A stunning debut novel in which a single mother reconstructs her teenaged daughter’s life, sifting through her emails, texts, and social media to piece together the shocking truth about the last days of her life.
Litigation lawyer and harried single mother Kate Baron is stunned when her daughter’s exclusive private school in Park Slope, Brooklyn, calls with disturbing news: her intelligent, high-achieving fifteen-year-old daughter, Amelia, has been caught cheating.
Kate can’t believe that Amelia, an ambitious, levelheaded girl who’s never been in trouble would do something like that. But by the time she arrives at Grace Hall, Kate’s faced with far more devastating news. Amelia is dead.

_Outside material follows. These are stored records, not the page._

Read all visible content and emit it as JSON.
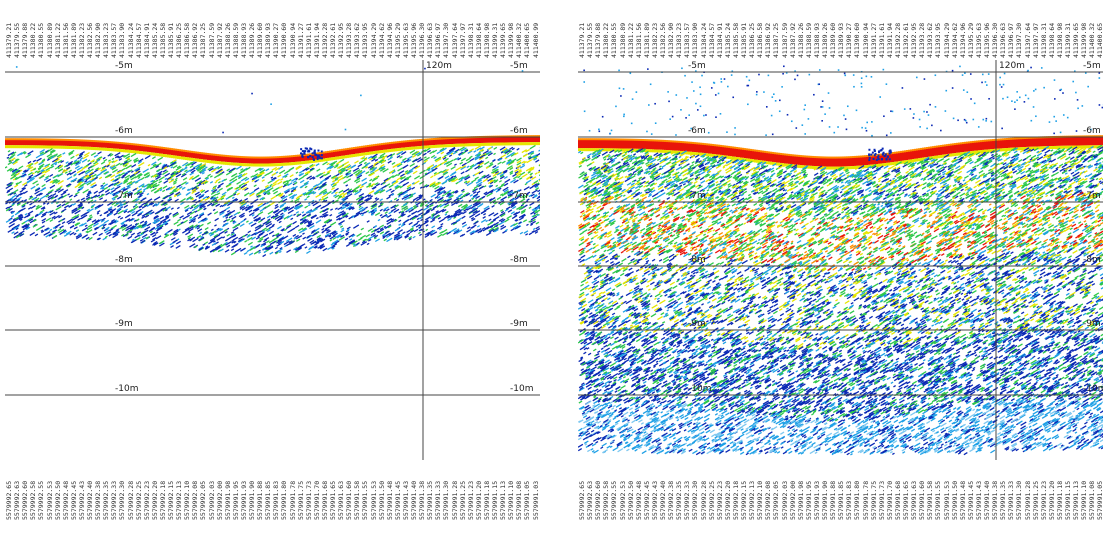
{
  "panels": [
    {
      "id": "left",
      "top_ticks": [
        "411379.21",
        "411379.55",
        "411379.88",
        "411380.22",
        "411380.55",
        "411380.89",
        "411381.22",
        "411381.56",
        "411381.89",
        "411382.23",
        "411382.56",
        "411382.90",
        "411383.23",
        "411383.57",
        "411383.90",
        "411384.24",
        "411384.57",
        "411384.91",
        "411385.24",
        "411385.58",
        "411385.91",
        "411386.25",
        "411386.58",
        "411386.92",
        "411387.25",
        "411387.59",
        "411387.92",
        "411388.26",
        "411388.59",
        "411388.93",
        "411389.26",
        "411389.60",
        "411389.93",
        "411390.27",
        "411390.60",
        "411390.94",
        "411391.27",
        "411391.61",
        "411391.94",
        "411392.28",
        "411392.61",
        "411392.95",
        "411393.28",
        "411393.62",
        "411393.95",
        "411394.29",
        "411394.62",
        "411394.96",
        "411395.29",
        "411395.63",
        "411395.96",
        "411396.30",
        "411396.63",
        "411396.97",
        "411397.30",
        "411397.64",
        "411397.97",
        "411398.31",
        "411398.64",
        "411398.98",
        "411399.31",
        "411399.65",
        "411399.98",
        "411400.32",
        "411400.65",
        "411400.99"
      ],
      "bottom_ticks": [
        "5579992.65",
        "5579992.63",
        "5579992.60",
        "5579992.58",
        "5579992.55",
        "5579992.53",
        "5579992.50",
        "5579992.48",
        "5579992.45",
        "5579992.43",
        "5579992.40",
        "5579992.38",
        "5579992.35",
        "5579992.33",
        "5579992.30",
        "5579992.28",
        "5579992.25",
        "5579992.23",
        "5579992.20",
        "5579992.18",
        "5579992.15",
        "5579992.13",
        "5579992.10",
        "5579992.08",
        "5579992.05",
        "5579992.03",
        "5579992.00",
        "5579991.98",
        "5579991.95",
        "5579991.93",
        "5579991.90",
        "5579991.88",
        "5579991.85",
        "5579991.83",
        "5579991.80",
        "5579991.78",
        "5579991.75",
        "5579991.73",
        "5579991.70",
        "5579991.68",
        "5579991.65",
        "5579991.63",
        "5579991.60",
        "5579991.58",
        "5579991.55",
        "5579991.53",
        "5579991.50",
        "5579991.48",
        "5579991.45",
        "5579991.43",
        "5579991.40",
        "5579991.38",
        "5579991.35",
        "5579991.33",
        "5579991.30",
        "5579991.28",
        "5579991.25",
        "5579991.23",
        "5579991.20",
        "5579991.18",
        "5579991.15",
        "5579991.13",
        "5579991.10",
        "5579991.08",
        "5579991.05",
        "5579991.03"
      ],
      "depth_labels": [
        "-5m",
        "-6m",
        "-7m",
        "-8m",
        "-9m",
        "-10m"
      ],
      "distance_label": "120m",
      "mode": "low-gain"
    },
    {
      "id": "right",
      "top_ticks": [
        "411379.21",
        "411379.55",
        "411379.88",
        "411380.22",
        "411380.55",
        "411380.89",
        "411381.22",
        "411381.56",
        "411381.89",
        "411382.23",
        "411382.56",
        "411382.90",
        "411383.23",
        "411383.57",
        "411383.90",
        "411384.24",
        "411384.57",
        "411384.91",
        "411385.24",
        "411385.58",
        "411385.91",
        "411386.25",
        "411386.58",
        "411386.92",
        "411387.25",
        "411387.59",
        "411387.92",
        "411388.26",
        "411388.59",
        "411388.93",
        "411389.26",
        "411389.60",
        "411389.93",
        "411390.27",
        "411390.60",
        "411390.94",
        "411391.27",
        "411391.61",
        "411391.94",
        "411392.28",
        "411392.61",
        "411392.95",
        "411393.28",
        "411393.62",
        "411393.95",
        "411394.29",
        "411394.62",
        "411394.96",
        "411395.29",
        "411395.63",
        "411395.96",
        "411396.30",
        "411396.63",
        "411396.97",
        "411397.30",
        "411397.64",
        "411397.97",
        "411398.31",
        "411398.64",
        "411398.98",
        "411399.31",
        "411399.65",
        "411399.98",
        "411400.32",
        "411400.65",
        "411400.99"
      ],
      "bottom_ticks": [
        "5579992.65",
        "5579992.63",
        "5579992.60",
        "5579992.58",
        "5579992.55",
        "5579992.53",
        "5579992.50",
        "5579992.48",
        "5579992.45",
        "5579992.43",
        "5579992.40",
        "5579992.38",
        "5579992.35",
        "5579992.33",
        "5579992.30",
        "5579992.28",
        "5579992.25",
        "5579992.23",
        "5579992.20",
        "5579992.18",
        "5579992.15",
        "5579992.13",
        "5579992.10",
        "5579992.08",
        "5579992.05",
        "5579992.03",
        "5579992.00",
        "5579991.98",
        "5579991.95",
        "5579991.93",
        "5579991.90",
        "5579991.88",
        "5579991.85",
        "5579991.83",
        "5579991.80",
        "5579991.78",
        "5579991.75",
        "5579991.73",
        "5579991.70",
        "5579991.68",
        "5579991.65",
        "5579991.63",
        "5579991.60",
        "5579991.58",
        "5579991.55",
        "5579991.53",
        "5579991.50",
        "5579991.48",
        "5579991.45",
        "5579991.43",
        "5579991.40",
        "5579991.38",
        "5579991.35",
        "5579991.33",
        "5579991.30",
        "5579991.28",
        "5579991.25",
        "5579991.23",
        "5579991.20",
        "5579991.18",
        "5579991.15",
        "5579991.13",
        "5579991.10",
        "5579991.08",
        "5579991.05",
        "5579991.03"
      ],
      "depth_labels": [
        "-5m",
        "-6m",
        "-7m",
        "-8m",
        "-9m",
        "-10m"
      ],
      "distance_label": "120m",
      "mode": "high-gain"
    }
  ],
  "colors": {
    "strong": "#e8140a",
    "orange": "#ff8c00",
    "yellow": "#e6e600",
    "green": "#2cc84a",
    "cyan": "#1ea0e6",
    "blue": "#0a28b4",
    "grid": "#444444"
  }
}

Seemingly unable to cope with what she’d done, a despondent Amelia has jumped from the school’s roof in an act of “spontaneous” suicide. At least that’s the story Grace Hall and the police tell Kate. And overwhelmed as she is by her own guilt and shattered by grief, it is the story that Kate believes until she gets the anonymous text:
She didn’t jump.
Sifting through Amelia’s emails, text messages, social media postings, and cell phone logs, Kate is determined to learn the heartbreaking truth about why Amelia was on Grace Hall’s roof that day-and why she died.
Told in alternating voices, Reconstructing Amelia is a story of secrets and lies, of love and betrayal, of trusted friends and vicious bullies. It’s about how well a parent ever really knows a child and how far one mother will go to vindicate the memory of a daughter whose life she could not save.
My Take: This book reminded me of a mix of Jodi Picoult with whomever wrote Gossip Girl. It kept my attention and made me think a lot about mother/daughter relationships (with the possibility of a daughter entering my life any day now!), but I can’t say it was a gripping or fantastic read. I honestly think it is more suited for YA.
GoodReads Summary: A shockingly original thriller – the launch title of Zaffre, the new fiction imprint of Bonnier Publishing Fiction
Judith Rashleigh works as an assistant in a prestigious London auction house, but her dreams of breaking into the art world have been gradually dulled by the blunt forces of snobbery and corruption. To make ends meet she moonlights as a hostess in one of the West End’s less salubrious bars – although her work there pales against her activities on nights off.
When Judith stumbles across a conspiracy at her auction house, she is fired before she can expose the fraud. In desperation, she accepts an offer from one of the bar’s clients to accompany him to the French Riviera. But when an ill-advised attempt to slip him sedatives has momentous consequences, Judith finds herself fleeing for her life.
Now alone and in danger, all Judith has to rely on is her consummate ability to fake it amongst the rich and famous – and the inside track on the hugely lucrative art fraud that triggered her dismissal.
Set in the exotic palaces and yachts of Europe’s seriously wealthy. With a heroine as wickedly perceptive as Amy Dunne and as dangerous as Lisbeth Salander, this marks the beginning of a sequence of novels that will have readers around the world on the edge of their seats and holding their breath.
My Take: We read this one for book club, and while it had the makings of a thrilling, sexy read, it fell flat for me. For one, I could not connect with the main character (doubt anyone could, but her characterization felt weak to me). Secondly, the “erotica” aspects of the book became truly cringe-worthy and did not seem to have a point or connection to the overall narrative. The incorporation of the inner workings of the art world would have been interesting, but the writing did not do that aspect justice. Not a fave.. but apparently it is going to be a movie and a trilogy, so someone must really like it.